I have a matco impact gun that's like 600lbs. but i feather the trigger, i don't go all out on it, just kinda "buzz, buzzzzzz, buzz" play with it a bit.
-Shaun


----------



## MikeHock (Dec 9, 2004)

*Re: Timing Belt and Water Pump Replacement; 1990 Audi 90 Quattro (Asphalt Unlimited)*

Interesting. Ive always done my 5cyl timing belts a tad different, mainly because I take off the crank sprocket/pulley as one assembly due to replacing the crank seal. Ive never taken the pulley off of the sprocket.
Always used the proper timing belt tools (or you can make them) to hold the crank while you loosen/tighten the crank bolt.
Nice write up!


----------



## Asphalt Unlimited (May 24, 2008)

*Re: Timing Belt and Water Pump Replacement; 1990 Audi 90 Quattro (MikeHock)*

yeah you SHOULD always use the correct tools. I've got all the specific tools for the newer audi's, but nothing for this style. But throwing it in gear to hold the crank in it's place works well







.


----------



## saab kiwi (Jan 7, 2011)

*Broken drive gear*

Hi everyone, first time poster, but with a bit of a problem. 
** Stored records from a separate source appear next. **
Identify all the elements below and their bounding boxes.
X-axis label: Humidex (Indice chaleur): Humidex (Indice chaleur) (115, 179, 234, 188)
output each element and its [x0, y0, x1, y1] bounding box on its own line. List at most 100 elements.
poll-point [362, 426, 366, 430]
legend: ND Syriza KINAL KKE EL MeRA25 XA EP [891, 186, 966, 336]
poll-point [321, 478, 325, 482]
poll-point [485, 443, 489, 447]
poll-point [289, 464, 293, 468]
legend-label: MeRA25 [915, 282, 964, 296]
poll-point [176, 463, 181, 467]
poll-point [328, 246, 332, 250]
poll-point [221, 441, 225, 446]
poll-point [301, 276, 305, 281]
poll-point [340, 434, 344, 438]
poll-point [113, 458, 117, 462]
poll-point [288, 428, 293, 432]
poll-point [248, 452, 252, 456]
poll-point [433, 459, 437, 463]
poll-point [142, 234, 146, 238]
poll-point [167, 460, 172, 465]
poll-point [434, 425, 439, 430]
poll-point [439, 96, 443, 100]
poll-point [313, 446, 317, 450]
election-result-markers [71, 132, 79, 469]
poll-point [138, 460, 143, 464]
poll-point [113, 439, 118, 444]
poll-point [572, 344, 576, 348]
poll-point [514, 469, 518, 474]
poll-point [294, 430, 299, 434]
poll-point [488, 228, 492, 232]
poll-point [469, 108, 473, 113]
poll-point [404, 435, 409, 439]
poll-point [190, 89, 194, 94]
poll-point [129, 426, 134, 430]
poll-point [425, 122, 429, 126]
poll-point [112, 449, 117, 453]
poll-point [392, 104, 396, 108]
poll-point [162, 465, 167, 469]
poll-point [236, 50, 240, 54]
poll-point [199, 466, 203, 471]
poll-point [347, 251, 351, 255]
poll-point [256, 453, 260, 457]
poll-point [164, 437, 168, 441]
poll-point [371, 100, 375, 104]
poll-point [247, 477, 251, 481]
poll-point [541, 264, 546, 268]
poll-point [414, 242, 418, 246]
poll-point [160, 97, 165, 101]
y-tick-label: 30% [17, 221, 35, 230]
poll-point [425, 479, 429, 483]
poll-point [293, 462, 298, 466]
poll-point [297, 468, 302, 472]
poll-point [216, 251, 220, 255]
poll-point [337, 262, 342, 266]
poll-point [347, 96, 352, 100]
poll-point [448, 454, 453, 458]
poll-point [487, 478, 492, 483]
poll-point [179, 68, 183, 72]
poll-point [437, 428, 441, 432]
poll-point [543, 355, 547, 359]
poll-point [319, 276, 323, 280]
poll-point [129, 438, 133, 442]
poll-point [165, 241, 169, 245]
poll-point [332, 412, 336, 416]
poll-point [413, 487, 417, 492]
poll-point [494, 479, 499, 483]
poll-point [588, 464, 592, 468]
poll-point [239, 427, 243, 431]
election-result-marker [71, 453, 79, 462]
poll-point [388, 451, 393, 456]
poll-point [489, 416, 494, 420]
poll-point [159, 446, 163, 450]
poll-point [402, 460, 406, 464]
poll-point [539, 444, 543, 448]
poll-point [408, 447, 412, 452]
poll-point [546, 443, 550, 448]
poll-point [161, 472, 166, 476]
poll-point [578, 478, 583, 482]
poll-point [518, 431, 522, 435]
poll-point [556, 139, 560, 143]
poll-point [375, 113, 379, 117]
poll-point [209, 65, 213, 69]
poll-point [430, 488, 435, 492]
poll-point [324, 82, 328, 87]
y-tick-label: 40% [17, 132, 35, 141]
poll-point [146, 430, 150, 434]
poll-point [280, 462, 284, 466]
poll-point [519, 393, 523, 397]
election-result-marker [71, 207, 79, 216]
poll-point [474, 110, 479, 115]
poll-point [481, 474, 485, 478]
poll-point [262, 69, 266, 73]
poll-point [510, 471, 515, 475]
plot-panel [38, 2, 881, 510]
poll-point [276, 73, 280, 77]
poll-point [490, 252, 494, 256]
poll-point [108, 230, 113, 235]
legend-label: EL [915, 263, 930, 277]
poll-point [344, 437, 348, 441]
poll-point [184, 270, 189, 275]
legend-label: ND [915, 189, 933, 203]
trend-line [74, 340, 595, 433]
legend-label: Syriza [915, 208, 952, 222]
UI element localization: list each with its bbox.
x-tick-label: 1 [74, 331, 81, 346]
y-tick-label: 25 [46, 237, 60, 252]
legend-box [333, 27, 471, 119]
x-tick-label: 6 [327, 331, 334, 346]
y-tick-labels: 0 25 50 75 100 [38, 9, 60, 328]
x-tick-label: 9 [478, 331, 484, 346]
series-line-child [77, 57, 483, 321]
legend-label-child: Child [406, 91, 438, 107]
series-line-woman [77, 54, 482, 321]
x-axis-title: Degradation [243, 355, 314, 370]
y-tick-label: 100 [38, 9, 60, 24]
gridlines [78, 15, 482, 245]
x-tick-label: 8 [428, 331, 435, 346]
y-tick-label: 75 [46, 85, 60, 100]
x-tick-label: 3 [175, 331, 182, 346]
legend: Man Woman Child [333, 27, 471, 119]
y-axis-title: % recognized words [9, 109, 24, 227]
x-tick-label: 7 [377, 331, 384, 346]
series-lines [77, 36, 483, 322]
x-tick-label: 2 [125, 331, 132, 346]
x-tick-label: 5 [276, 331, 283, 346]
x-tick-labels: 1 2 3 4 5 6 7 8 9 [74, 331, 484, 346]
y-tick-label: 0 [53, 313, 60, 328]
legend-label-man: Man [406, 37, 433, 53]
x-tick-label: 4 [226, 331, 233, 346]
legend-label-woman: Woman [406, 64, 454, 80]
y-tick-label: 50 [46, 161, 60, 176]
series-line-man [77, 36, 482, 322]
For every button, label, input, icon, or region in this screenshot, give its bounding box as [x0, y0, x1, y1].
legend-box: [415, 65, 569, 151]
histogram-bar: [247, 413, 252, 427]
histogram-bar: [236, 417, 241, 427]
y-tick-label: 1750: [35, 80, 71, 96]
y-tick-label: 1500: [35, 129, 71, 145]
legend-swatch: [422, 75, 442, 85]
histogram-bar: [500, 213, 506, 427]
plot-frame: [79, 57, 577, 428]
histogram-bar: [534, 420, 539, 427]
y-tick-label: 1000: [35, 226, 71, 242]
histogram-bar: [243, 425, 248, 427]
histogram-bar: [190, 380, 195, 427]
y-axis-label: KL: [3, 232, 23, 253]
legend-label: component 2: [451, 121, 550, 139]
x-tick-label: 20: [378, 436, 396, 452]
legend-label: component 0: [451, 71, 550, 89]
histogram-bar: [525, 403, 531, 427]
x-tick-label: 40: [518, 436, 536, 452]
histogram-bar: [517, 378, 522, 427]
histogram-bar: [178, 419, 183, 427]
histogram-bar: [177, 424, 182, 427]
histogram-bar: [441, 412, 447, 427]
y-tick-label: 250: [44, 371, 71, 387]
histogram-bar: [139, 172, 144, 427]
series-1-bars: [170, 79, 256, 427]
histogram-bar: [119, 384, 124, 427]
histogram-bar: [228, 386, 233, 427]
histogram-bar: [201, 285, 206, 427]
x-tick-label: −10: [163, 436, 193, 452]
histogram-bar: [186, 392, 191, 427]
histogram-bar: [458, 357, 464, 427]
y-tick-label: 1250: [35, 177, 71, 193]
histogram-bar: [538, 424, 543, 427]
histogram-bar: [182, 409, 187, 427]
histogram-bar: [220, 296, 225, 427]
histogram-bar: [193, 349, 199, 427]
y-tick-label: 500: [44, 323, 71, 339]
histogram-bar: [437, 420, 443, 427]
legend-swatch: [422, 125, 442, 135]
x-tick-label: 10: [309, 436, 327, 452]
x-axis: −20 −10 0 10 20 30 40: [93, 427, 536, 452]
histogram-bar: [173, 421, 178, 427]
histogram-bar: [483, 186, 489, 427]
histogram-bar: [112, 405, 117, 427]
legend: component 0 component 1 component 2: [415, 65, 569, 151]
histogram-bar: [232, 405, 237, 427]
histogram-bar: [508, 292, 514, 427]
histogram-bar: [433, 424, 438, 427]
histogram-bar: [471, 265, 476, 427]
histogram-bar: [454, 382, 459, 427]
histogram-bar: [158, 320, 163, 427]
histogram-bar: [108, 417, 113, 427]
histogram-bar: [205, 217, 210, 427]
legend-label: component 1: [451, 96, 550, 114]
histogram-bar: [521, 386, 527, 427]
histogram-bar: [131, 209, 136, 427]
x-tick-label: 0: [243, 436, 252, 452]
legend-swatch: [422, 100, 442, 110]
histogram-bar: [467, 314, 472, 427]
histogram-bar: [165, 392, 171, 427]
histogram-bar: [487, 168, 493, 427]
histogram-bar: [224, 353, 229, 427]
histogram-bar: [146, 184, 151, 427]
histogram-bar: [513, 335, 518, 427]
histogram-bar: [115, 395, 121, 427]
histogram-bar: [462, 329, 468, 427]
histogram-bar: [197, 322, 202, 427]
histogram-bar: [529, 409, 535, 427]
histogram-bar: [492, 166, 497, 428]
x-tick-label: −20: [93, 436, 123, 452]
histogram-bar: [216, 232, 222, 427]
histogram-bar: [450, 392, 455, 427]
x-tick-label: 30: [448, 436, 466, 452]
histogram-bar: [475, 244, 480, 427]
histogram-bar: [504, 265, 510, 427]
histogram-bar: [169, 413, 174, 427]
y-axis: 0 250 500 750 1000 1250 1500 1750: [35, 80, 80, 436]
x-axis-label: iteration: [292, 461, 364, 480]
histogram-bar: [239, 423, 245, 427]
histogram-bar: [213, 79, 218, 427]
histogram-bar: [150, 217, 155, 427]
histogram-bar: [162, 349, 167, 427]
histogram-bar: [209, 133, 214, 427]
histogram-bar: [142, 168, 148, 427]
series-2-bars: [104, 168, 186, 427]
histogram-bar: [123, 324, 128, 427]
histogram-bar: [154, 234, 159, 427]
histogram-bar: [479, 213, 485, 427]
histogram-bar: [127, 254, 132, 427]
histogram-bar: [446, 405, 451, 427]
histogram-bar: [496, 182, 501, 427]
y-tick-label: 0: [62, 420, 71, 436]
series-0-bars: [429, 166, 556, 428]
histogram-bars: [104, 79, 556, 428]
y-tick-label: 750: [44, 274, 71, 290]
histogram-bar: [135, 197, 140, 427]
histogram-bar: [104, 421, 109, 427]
My daughter has a 1990 Audi 90, belt broke just before New Year. The broken belt has been removed, but the toothed drive gear on the flywheel appears to have failed - I am unsure whether the gear had previously been over torqued and has failed due to fatigue or has destructed in removing the flywheel. 

Questions are 

1) anyone else seen this? 
2) is this an easy to get part ? 
3) Anyone know the part number? 

Thanks 

Ian


----------



## Mcstiff (Feb 1, 2002)

Why not pull the bumper?


----------



## kuma85 (Oct 22, 2007)

This is great! Thanks!!!


----------



## Audi100A1 (May 21, 2016)

*1990 Audi 100 A1 timing belt replacement*

Hey guys and gals, I have a 1990 Audi 100 A1, I want to replace the timing belt and struts. Anyone know where I can get videos of that? Thank you.


----------